Yrene now frowned up at the tower looming overhead, its presence always such a comfort, and yet … Since that night in the library, despite Hafiza’s and Eretia’s best efforts, there had been a hush in the halls, the tower itself. As if the light that had filled this place had guttered.

“They fight to retain a sense of normalcy,” Yrene said at last. “I think in defiance against … against whoever did it. Hafiza and Eretia have led by example, staying calm, focused—smiling when they can. I think it helps the other girls not to be so petrified.”

“If you want me to help with another lesson,” he offered, “my services are at your disposal.”

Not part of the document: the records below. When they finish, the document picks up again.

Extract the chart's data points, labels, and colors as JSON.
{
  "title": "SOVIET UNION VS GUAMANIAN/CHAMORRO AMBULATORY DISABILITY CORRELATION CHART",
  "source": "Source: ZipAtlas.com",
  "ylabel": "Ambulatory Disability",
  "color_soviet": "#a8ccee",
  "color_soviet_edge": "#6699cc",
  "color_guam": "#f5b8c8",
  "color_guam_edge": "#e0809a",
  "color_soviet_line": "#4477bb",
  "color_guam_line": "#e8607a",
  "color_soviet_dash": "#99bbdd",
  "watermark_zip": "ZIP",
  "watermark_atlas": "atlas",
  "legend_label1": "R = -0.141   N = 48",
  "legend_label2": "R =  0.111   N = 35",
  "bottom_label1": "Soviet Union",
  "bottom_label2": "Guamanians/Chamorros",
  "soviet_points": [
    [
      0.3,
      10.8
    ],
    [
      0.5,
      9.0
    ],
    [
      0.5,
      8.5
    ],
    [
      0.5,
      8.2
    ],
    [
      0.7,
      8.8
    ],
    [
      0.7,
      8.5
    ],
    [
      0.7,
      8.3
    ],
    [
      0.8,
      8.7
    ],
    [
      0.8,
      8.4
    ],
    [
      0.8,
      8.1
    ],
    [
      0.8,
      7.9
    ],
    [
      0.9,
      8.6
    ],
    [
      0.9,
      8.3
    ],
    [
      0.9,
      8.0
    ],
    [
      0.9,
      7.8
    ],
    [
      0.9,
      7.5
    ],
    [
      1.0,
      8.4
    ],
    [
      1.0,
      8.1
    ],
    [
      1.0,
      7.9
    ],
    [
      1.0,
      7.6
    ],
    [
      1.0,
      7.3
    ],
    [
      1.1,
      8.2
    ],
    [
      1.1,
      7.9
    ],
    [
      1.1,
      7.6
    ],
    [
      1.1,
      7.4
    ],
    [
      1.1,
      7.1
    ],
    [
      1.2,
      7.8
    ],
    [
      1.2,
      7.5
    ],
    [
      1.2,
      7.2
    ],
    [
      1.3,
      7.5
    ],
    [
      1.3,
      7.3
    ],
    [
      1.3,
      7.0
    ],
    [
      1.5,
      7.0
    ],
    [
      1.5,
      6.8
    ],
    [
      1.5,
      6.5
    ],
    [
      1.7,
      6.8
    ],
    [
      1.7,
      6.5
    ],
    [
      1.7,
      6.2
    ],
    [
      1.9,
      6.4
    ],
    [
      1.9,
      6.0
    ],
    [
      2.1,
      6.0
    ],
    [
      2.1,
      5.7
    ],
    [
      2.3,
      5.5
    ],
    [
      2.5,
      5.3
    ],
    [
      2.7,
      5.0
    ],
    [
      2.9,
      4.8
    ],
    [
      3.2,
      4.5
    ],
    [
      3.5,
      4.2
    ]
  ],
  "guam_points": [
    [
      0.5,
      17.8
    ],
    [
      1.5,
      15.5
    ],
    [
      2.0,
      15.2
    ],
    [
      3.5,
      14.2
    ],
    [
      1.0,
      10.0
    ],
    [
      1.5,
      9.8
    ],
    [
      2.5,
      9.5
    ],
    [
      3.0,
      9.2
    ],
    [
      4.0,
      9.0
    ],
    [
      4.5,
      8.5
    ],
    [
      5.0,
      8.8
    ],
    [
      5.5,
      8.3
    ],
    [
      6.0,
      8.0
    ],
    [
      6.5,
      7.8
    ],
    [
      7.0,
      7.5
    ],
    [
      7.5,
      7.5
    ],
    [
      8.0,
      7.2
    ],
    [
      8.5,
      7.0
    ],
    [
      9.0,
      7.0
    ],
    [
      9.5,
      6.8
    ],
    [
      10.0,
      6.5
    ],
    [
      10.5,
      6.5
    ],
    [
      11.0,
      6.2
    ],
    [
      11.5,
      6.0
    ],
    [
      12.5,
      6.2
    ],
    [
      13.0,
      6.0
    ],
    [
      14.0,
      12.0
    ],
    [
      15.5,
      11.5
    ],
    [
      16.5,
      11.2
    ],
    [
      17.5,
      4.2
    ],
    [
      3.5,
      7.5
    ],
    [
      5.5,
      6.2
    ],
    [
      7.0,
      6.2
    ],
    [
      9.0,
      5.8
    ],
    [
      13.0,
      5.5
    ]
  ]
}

She nodded absently, running her thumb over the bridle.

Silence fell for a long moment, filled with the scent of swaying lavender and the potted lemon trees. Then—“Were you really planning on barging into my room at dawn?”

Yrene turned from the patient white mare. “You don’t seem the type to laze in bed.” She raised her brows. “Though, if you and Captain Faliq are engaging in—”

“You can come at dawn, if you wish.”

She nodded. Even though she usually loved sleeping. “I was going to check on a patient before I visited you. Since we tend to … lose time.” He didn’t reply, so she went on, “I can meet you back at the palace in two hours, if you—”

“I can go with you. I don’t mind.”

She dropped the reins. Surveyed him. His legs. “Before we go, I should like to do some exercises with you.”

“On the horse?”

Yrene strode to him, gravel hissing beneath her shoes. “It’s actually a successful form of treatment for many—not just those with spinal injuries. The movements of a horse during riding can improve sensory processing, among other benefits.” She unbuckled the brace and slid his foot from the stirrup. “When I was on the steppes last winter, I healed a young warrior who had fallen from his horse on a grueling hunt—the wound was nearly the same as yours. His tribe devised the brace for him before I got there, since he was even less inclined to remain indoors than you.”

Chaol snorted, running a hand through his hair.